The salt stress–adapted cells showed faster growth and higher volumetric intake and production rates, but not higher specific intake rates when fermenting glucose or sucrose in the industrial medium at 30 °C. Identifying the molecular basis of the adaptive evolution (Gresham and Dunham 2014) will provide insights into the mechanism of improved growth and fermentation performance under VHG conditions.

Exposure to high-osmolarity solutions has been shown to activate the high-osmolarity glycerol (HOG) pathway that increases the production of the osmoprotectant glycerol by the cells (Hohmann 2002; Tekolo et al. 2010; Pastor et al. 2013; Heit et al. 2018). The reduced glycerol production in the adapted cells during the VHG fermentation indicates alternative mechanisms of osmoprotection such as increased level(s) of some other osmoprotectant(s), activation of efflux pumps, or changes in membrane composition.

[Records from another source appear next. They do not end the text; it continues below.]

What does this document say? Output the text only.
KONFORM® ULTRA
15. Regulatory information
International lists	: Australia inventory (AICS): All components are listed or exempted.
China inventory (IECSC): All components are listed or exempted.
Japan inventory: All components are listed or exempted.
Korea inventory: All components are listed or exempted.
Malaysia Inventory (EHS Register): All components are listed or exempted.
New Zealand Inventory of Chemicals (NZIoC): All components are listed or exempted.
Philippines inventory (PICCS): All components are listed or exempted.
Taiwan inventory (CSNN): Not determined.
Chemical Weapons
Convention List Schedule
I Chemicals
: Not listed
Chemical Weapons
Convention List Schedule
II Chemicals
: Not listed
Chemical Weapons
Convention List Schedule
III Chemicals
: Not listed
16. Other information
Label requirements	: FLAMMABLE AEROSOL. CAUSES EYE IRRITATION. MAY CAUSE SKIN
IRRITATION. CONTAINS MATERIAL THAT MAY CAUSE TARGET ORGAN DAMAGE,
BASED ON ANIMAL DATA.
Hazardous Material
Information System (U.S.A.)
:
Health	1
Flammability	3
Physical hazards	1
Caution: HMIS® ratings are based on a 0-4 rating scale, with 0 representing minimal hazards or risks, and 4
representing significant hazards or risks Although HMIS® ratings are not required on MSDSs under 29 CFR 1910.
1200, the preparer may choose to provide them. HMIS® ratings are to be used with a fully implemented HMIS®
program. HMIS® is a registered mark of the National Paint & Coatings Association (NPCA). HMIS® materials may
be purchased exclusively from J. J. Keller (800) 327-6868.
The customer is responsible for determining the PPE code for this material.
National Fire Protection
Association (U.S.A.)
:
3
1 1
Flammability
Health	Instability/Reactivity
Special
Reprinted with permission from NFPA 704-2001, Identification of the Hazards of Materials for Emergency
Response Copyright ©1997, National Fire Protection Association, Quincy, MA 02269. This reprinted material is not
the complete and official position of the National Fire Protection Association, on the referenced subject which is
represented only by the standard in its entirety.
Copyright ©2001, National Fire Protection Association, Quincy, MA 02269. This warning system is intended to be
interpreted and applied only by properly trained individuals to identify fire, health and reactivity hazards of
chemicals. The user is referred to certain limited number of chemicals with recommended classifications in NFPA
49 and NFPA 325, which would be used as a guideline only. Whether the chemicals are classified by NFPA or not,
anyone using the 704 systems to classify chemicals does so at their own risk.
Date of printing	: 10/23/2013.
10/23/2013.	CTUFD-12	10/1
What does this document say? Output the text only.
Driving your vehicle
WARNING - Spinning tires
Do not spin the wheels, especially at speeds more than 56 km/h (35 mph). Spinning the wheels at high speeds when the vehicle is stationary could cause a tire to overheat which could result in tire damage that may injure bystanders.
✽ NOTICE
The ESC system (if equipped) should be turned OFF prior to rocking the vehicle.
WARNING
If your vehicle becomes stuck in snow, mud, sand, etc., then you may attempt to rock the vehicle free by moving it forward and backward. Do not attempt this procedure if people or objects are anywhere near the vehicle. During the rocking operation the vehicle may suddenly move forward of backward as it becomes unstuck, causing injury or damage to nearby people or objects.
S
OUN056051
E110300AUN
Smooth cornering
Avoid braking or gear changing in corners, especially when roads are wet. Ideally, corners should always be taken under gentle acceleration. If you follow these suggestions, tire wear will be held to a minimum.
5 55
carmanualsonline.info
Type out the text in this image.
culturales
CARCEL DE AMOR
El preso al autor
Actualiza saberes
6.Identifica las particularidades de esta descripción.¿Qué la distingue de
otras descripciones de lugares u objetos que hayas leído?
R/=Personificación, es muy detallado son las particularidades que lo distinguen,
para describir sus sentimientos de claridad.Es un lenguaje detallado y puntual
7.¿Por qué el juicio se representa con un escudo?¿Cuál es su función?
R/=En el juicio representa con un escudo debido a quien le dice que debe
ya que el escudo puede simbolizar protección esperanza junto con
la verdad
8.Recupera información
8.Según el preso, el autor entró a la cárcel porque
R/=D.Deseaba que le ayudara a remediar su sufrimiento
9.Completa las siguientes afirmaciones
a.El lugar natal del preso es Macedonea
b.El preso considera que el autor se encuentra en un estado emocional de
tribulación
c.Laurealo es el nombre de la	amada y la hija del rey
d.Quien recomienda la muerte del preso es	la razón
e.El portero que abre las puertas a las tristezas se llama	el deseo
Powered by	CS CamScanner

Given that our strain was adapted to grow in 3.5% (w/v) NaCl concentration, it is also pertinent to compare the performance with marine strains that are exposed to similar salt concentrations. The ability of marine strains to ferment in seawater has been proposed to reduce the freshwater footprint of the bioethanol process (Zaky et al. 2018). Some salt-tolerant yeast strains were isolated from toddy (alcoholic beverage) and had shown improved fermentation at 30 °C and 40 °C in presence of 7.5% NaCl in the YPD medium (Arachchige et al. 2019), a laboratory medium. Our adapted cells also show a significantly reduced lag phase and higher ODs in YPD medium in the presence of 3.5% NaCl at 30 °C and 40 °C (Fig. 2C and F).

Thus, our work shows the utility of the salt-stress adaptation to improve the HGF of yeast cells in an industrial medium which may be applicable to other strains as well.